One of the things that happens during Paleo style diets with all the PUFA, nuts, antinutrients, excess protein, etc., is that all of these things have an inhibiting effect on respiration. While serum levels of thyroid hormones fall, it is only because ultrastructural levels of thyroid hormone increase, that is, more is being used than can be produced, hence the nuclear blast of unsavory symptoms.
So your last point:
“This was the main reason I always steered clear of ketogenic diets. What do you make of that? Could it be simply the cumulative inhibitory effect of PUFA, since these people were probably not discriminating againsts those fat sources? Could it be the compounding of these diets + exercise that causes this? Excessive protein elevating cortisol and that in turn suppressing thyroid function?”
You hit the nail on the head exactly. Lower serum = higher ultrastructural levels = emergency = maintaining form because of the hypoxia induced from Paleo style diets is more important than thermoregulation. Your physiology is redirecting ATP and H+ pools to maintain form to survive verses cozy metabolically generated warmth.
Saturated fat does not do this. I steer clear of ketosis. Ketones are a symptom of hypoxia. We are indeed omnivores, glucose is essential for optimal health, people who say well, we have gluconeogenesis and ketones aren’t thinking about things in the broader context. It’s like, we have those pathways as evidence that yes, some glucose is required and probably optimal, we do not have the high output gluconeogenic pathways that true carnivores have.

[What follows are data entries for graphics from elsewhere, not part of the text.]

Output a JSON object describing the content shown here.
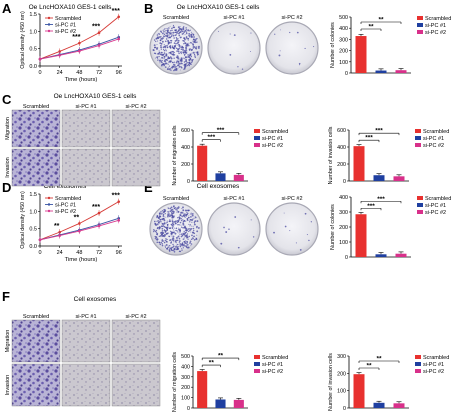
{
  "figure": {
    "colors": {
      "scrambled": "#e8312f",
      "sipc1": "#1f3fa0",
      "sipc2": "#d8308a",
      "growth_scrambled": "#d63a36",
      "growth_sipc1": "#3a55a5",
      "growth_sipc2": "#d83a8e",
      "plate_stain": "#4a4aa0",
      "transwell_stain": "#6a5ab0"
    },
    "panels": {
      "A": {
        "letter": "A",
        "title": "Oe LncHOXA10 GES-1 cells",
        "legend": [
          "Scrambled",
          "si-PC #1",
          "si-PC #2"
        ],
        "chart_data": {
          "type": "line",
          "xlabel": "Time (hours)",
          "ylabel": "Optical density (450 nm)",
          "x": [
            0,
            24,
            48,
            72,
            96
          ],
          "xticks": [
            "0",
            "24",
            "48",
            "72",
            "96"
          ],
          "yticks": [
            "0.0",
            "0.5",
            "1.0",
            "1.5"
          ],
          "ylim": [
            0,
            1.5
          ],
          "series": [
            {
              "name": "Scrambled",
              "values": [
                0.2,
                0.42,
                0.66,
                0.96,
                1.42
              ]
            },
            {
              "name": "si-PC #1",
              "values": [
                0.2,
                0.33,
                0.46,
                0.63,
                0.83
              ]
            },
            {
              "name": "si-PC #2",
              "values": [
                0.2,
                0.31,
                0.43,
                0.59,
                0.78
              ]
            }
          ],
          "annotations": [
            "***",
            "***",
            "***"
          ]
        }
      },
      "B": {
        "letter": "B",
        "title": "Oe LncHOXA10 GES-1 cells",
        "plate_labels": [
          "Scrambled",
          "si-PC #1",
          "si-PC #2"
        ],
        "chart_data": {
          "type": "bar",
          "ylabel": "Number of colonies",
          "categories": [
            "Scrambled",
            "si-PC #1",
            "si-PC #2"
          ],
          "values": [
            330,
            22,
            25
          ],
          "ylim": [
            0,
            500
          ],
          "yticks": [
            "0",
            "100",
            "200",
            "300",
            "400",
            "500"
          ],
          "annotations": [
            "**",
            "**"
          ],
          "legend": [
            "Scrambled",
            "si-PC #1",
            "si-PC #2"
          ]
        }
      },
      "C": {
        "letter": "C",
        "title": "Oe LncHOXA10 GES-1 cells",
        "column_labels": [
          "Scrambled",
          "si-PC #1",
          "si-PC #2"
        ],
        "row_labels": [
          "Migration",
          "Invasion"
        ],
        "charts": [
          {
            "type": "bar",
            "ylabel": "Number of migration cells",
            "categories": [
              "Scrambled",
              "si-PC #1",
              "si-PC #2"
            ],
            "values": [
              415,
              90,
              72
            ],
            "ylim": [
              0,
              600
            ],
            "yticks": [
              "0",
              "200",
              "400",
              "600"
            ],
            "annotations": [
              "***",
              "***"
            ],
            "legend": [
              "Scrambled",
              "si-PC #1",
              "si-PC #2"
            ]
          },
          {
            "type": "bar",
            "ylabel": "Number of invasion cells",
            "categories": [
              "Scrambled",
              "si-PC #1",
              "si-PC #2"
            ],
            "values": [
              410,
              68,
              55
            ],
            "ylim": [
              0,
              600
            ],
            "yticks": [
              "0",
              "200",
              "400",
              "600"
            ],
            "annotations": [
              "***",
              "***"
            ],
            "legend": [
              "Scrambled",
              "si-PC #1",
              "si-PC #2"
            ]
          }
        ]
      },
      "D": {
        "letter": "D",
        "title": "Cell exosomes",
        "legend": [
          "Scrambled",
          "si-PC #1",
          "si-PC #2"
        ],
        "chart_data": {
          "type": "line",
          "xlabel": "Time (hours)",
          "ylabel": "Optical density (450 nm)",
          "x": [
            0,
            24,
            48,
            72,
            96
          ],
          "xticks": [
            "0",
            "24",
            "48",
            "72",
            "96"
          ],
          "yticks": [
            "0.0",
            "0.5",
            "1.0",
            "1.5"
          ],
          "ylim": [
            0,
            1.5
          ],
          "series": [
            {
              "name": "Scrambled",
              "values": [
                0.18,
                0.4,
                0.65,
                0.95,
                1.28
              ]
            },
            {
              "name": "si-PC #1",
              "values": [
                0.18,
                0.32,
                0.46,
                0.62,
                0.8
              ]
            },
            {
              "name": "si-PC #2",
              "values": [
                0.18,
                0.3,
                0.43,
                0.58,
                0.74
              ]
            }
          ],
          "annotations": [
            "**",
            "**",
            "***",
            "***"
          ]
        }
      },
      "E": {
        "letter": "E",
        "title": "Cell exosomes",
        "plate_labels": [
          "Scrambled",
          "si-PC #1",
          "si-PC #2"
        ],
        "chart_data": {
          "type": "bar",
          "ylabel": "Number of colonies",
          "categories": [
            "Scrambled",
            "si-PC #1",
            "si-PC #2"
          ],
          "values": [
            285,
            18,
            22
          ],
          "ylim": [
            0,
            400
          ],
          "yticks": [
            "0",
            "100",
            "200",
            "300",
            "400"
          ],
          "annotations": [
            "***",
            "***"
          ],
          "legend": [
            "Scrambled",
            "si-PC #1",
            "si-PC #2"
          ]
        }
      },
      "F": {
        "letter": "F",
        "title": "Cell exosomes",
        "column_labels": [
          "Scrambled",
          "si-PC #1",
          "si-PC #2"
        ],
        "row_labels": [
          "Migration",
          "Invasion"
        ],
        "charts": [
          {
            "type": "bar",
            "ylabel": "Number of migration cells",
            "categories": [
              "Scrambled",
              "si-PC #1",
              "si-PC #2"
            ],
            "values": [
              355,
              82,
              78
            ],
            "ylim": [
              0,
              500
            ],
            "yticks": [
              "0",
              "100",
              "200",
              "300",
              "400",
              "500"
            ],
            "annotations": [
              "**",
              "**"
            ],
            "legend": [
              "Scrambled",
              "si-PC #1",
              "si-PC #2"
            ]
          },
          {
            "type": "bar",
            "ylabel": "Number of invasion cells",
            "categories": [
              "Scrambled",
              "si-PC #1",
              "si-PC #2"
            ],
            "values": [
              195,
              30,
              27
            ],
            "ylim": [
              0,
              300
            ],
            "yticks": [
              "0",
              "100",
              "200",
              "300"
            ],
            "annotations": [
              "**",
              "**"
            ],
            "legend": [
              "Scrambled",
              "si-PC #1",
              "si-PC #2"
            ]
          }
        ]
      }
    }
  }
}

And when are those pathways active? Hmmm.
I hope that that answers at least part of your question. Ask any follow up questions and I’ll be sure to address them. This is a good topic.
Aside: One of the interesting things to look at is that RPF folks can sometimes initially loose weight, that is a function of elevated thyroid hormones trying to rescue the metabolism, but if they continue and ignore all shitty symptoms all of the sudden they blow the fuck up whether it is weight gain or worsening problems such as panic attacks, helplessness, social avoidance, etc. These of course are all symptoms of hypoxia … unless they start taking thyroid hormone. I prefer the advice “… let us avoid the problem to begin with …” the situation with the folks on the RPF is first physiological then pathological. Yikes.